Today’s fraudster is more independent-minded and armed with more information and access to corporate assets than was the perpetrator of Cressey’s era.

More technology, matrix organizations, performance-based pay and a corporate culture that celebrates wealth and fame have led to greater autonomy and authority to effect change across the organization. These differences support the need to expand the fraud triangle to a five-sided fraud pentagon, where an employee’s competence, or power to perform, and arrogance, or lack of conscience, are factored into the conditions generally present when fraud occurs.

How can a business address these driving factors?

With the changes to organizations listed above and employees’ increasing responsibilities in their respective roles, competence and arrogance are at an all-time high. Pressure is being generated both inside and outside the company at an ever-increasing rate. But of the five elements of fraud, the company has the greatest influence and control over opportunity. In fact, the company is almost entirely in control of the opportunity side of the triangle.

Opportunity for fraud to take place is marked on one end by controls — physical, logical, automated, manual, visual, etc. — and on the other end by management review, monitoring and reporting. Somewhere in the middle is separation of duties, reconciliations, internal audits, external audits, and all other means of checking the numbers on a regular, periodic and sometimes on a surprise basis. All of these control measures fall within the purview and responsibility of the company.

What common mistakes do businesses make when attempting to prevent fraud?

So let’s say all of the controls above are in place. The company contributes further to opportunity when the controls are not effectively implemented, executed and monitored. This is where most companies fall woefully short.

Controls that were effective for the way the company operated five years ago often become ‘false’ indicators of control due to system, process, procedural and organizational changes, and diversification of responsibility.

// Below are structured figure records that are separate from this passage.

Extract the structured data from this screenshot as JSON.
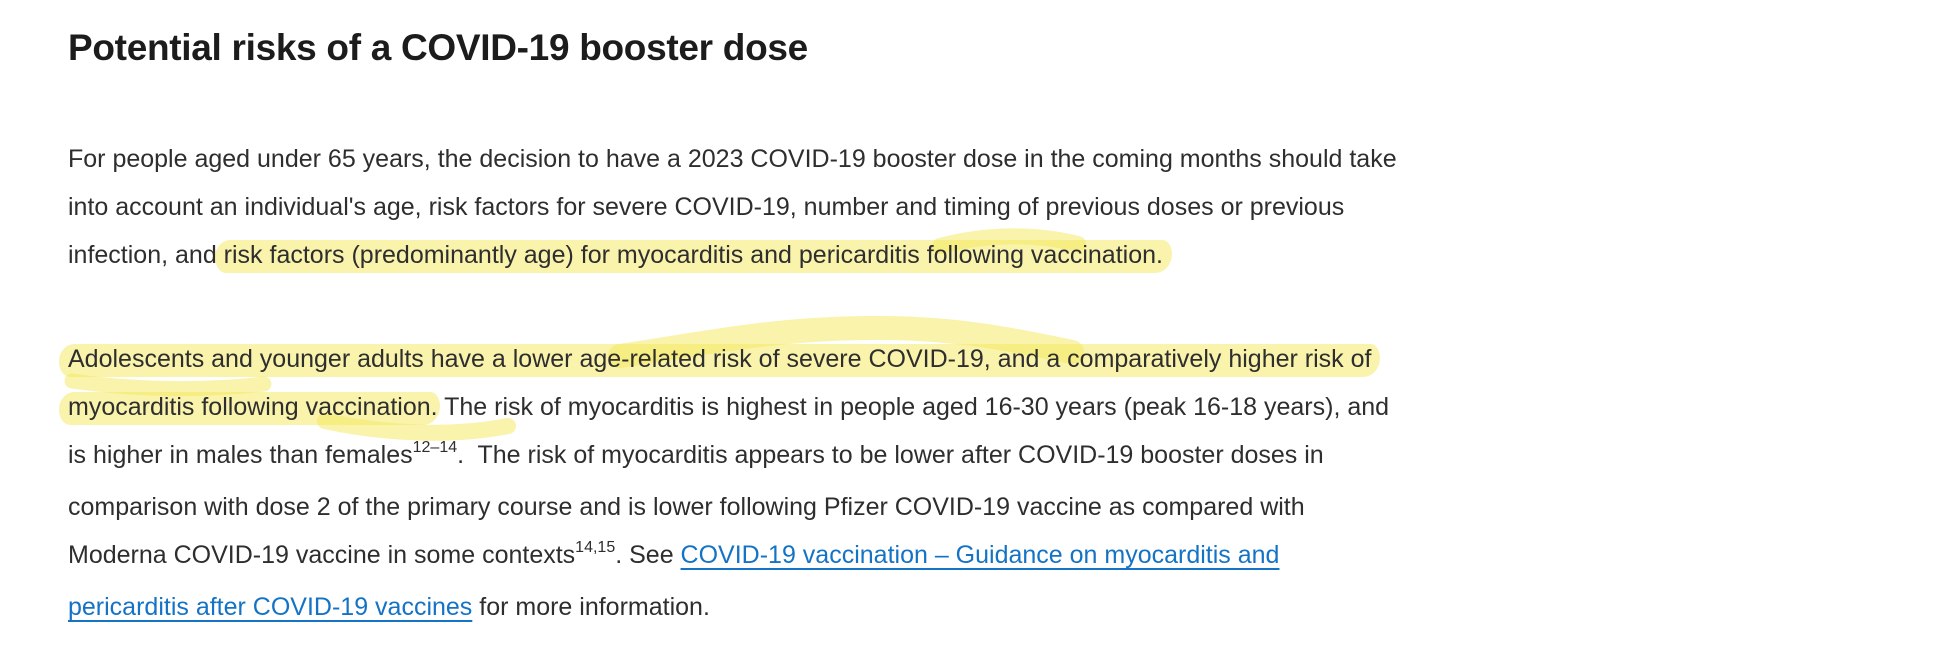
{
  "heading": "Potential risks of a COVID-19 booster dose",
  "paragraphs": [
    {
      "lines": [
        [
          {
            "t": "text",
            "s": "For people aged under 65 years, the decision to have a 2023 COVID-19 booster dose in the coming months should take"
          }
        ],
        [
          {
            "t": "text",
            "s": "into account an individual's age, risk factors for severe COVID-19, number and timing of previous doses or previous"
          }
        ],
        [
          {
            "t": "text",
            "s": "infection, and "
          },
          {
            "t": "hl",
            "s": "risk factors (predominantly age) for myocarditis and pericarditis following vaccination."
          }
        ]
      ]
    },
    {
      "lines": [
        [
          {
            "t": "hl",
            "s": "Adolescents and younger adults have a lower age-related risk of severe COVID-19, and a comparatively higher risk of"
          }
        ],
        [
          {
            "t": "hl",
            "s": "myocarditis following vaccination"
          },
          {
            "t": "text",
            "s": ". The risk of myocarditis is highest in people aged 16-30 years (peak 16-18 years), and"
          }
        ],
        [
          {
            "t": "text",
            "s": "is higher in males than females"
          },
          {
            "t": "sup",
            "s": "12–14"
          },
          {
            "t": "text",
            "s": ".  The risk of myocarditis appears to be lower after COVID-19 booster doses in"
          }
        ],
        [
          {
            "t": "text",
            "s": "comparison with dose 2 of the primary course and is lower following Pfizer COVID-19 vaccine as compared with"
          }
        ],
        [
          {
            "t": "text",
            "s": "Moderna COVID-19 vaccine in some contexts"
          },
          {
            "t": "sup",
            "s": "14,15"
          },
          {
            "t": "text",
            "s": ". See "
          },
          {
            "t": "link",
            "s": "COVID-19 vaccination – Guidance on myocarditis and"
          }
        ],
        [
          {
            "t": "link",
            "s": "pericarditis after COVID-19 vaccines"
          },
          {
            "t": "text",
            "s": " for more information."
          }
        ]
      ]
    }
  ],
  "link_name": "guidance-on-myocarditis-link",
  "colors": {
    "heading": "#1C1C1C",
    "body_text": "#2E2E2E",
    "link": "#1473C5",
    "highlight": "#F4E85A",
    "background": "#FFFFFF"
  }
}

Many companies are doing such a poor job of managing opportunity that they unknowingly cause or contribute to many otherwise good people ‘going bad’ on the job. You need look no further than the Association of Certified Fraud Examiners (ACFE) 2010 Report to the Nation to see that this issue is supported by data from more than 1,800 actual cases of fraud. In the 2010 report, ACFE reported that ‘lack of controls, absence of management review, and override of existing controls were the three most commonly cited factors that allowed fraud schemes to succeed.’

What steps should companies take to limit the ‘opportunity’ for fraud to take place?

Companies should start with an enterprise-wide risk assessment.

Start with a control review. While the company may have wonderful controls in place, it may not be controlling its biggest, most common, or most obvious risks, or those unique to its business and/or industry.

In performing a risk assessment, there is a need for a common language or nomenclature, a process to identify and rate the risks, and the ability to determine mitigation strategies for the company’s chosen level of risk (risk profile). Management will want to invest the time necessary for thorough discussion of the risks and the rating, because this will drive the mitigation effort and investment.

With the risk assessment complete, compare the current controls in place to the risks that require mitigation and see where you stand. Obvious gaps will show up, which will require modification and/or redesign of your control environment, including new and specific control techniques.

Last, for companies of all sizes above 25 employees, implement a process by which employees, vendors and customers can access and report suspicious activity via a tip line. It may sound overly simple, but ACFE reports that occupational frauds are detected by tips more than any other means, including management review, internal audit and review of documentation. The tip line, and the awareness of its existence and use, is the primary way to limit the perception of opportunity in companies big and small.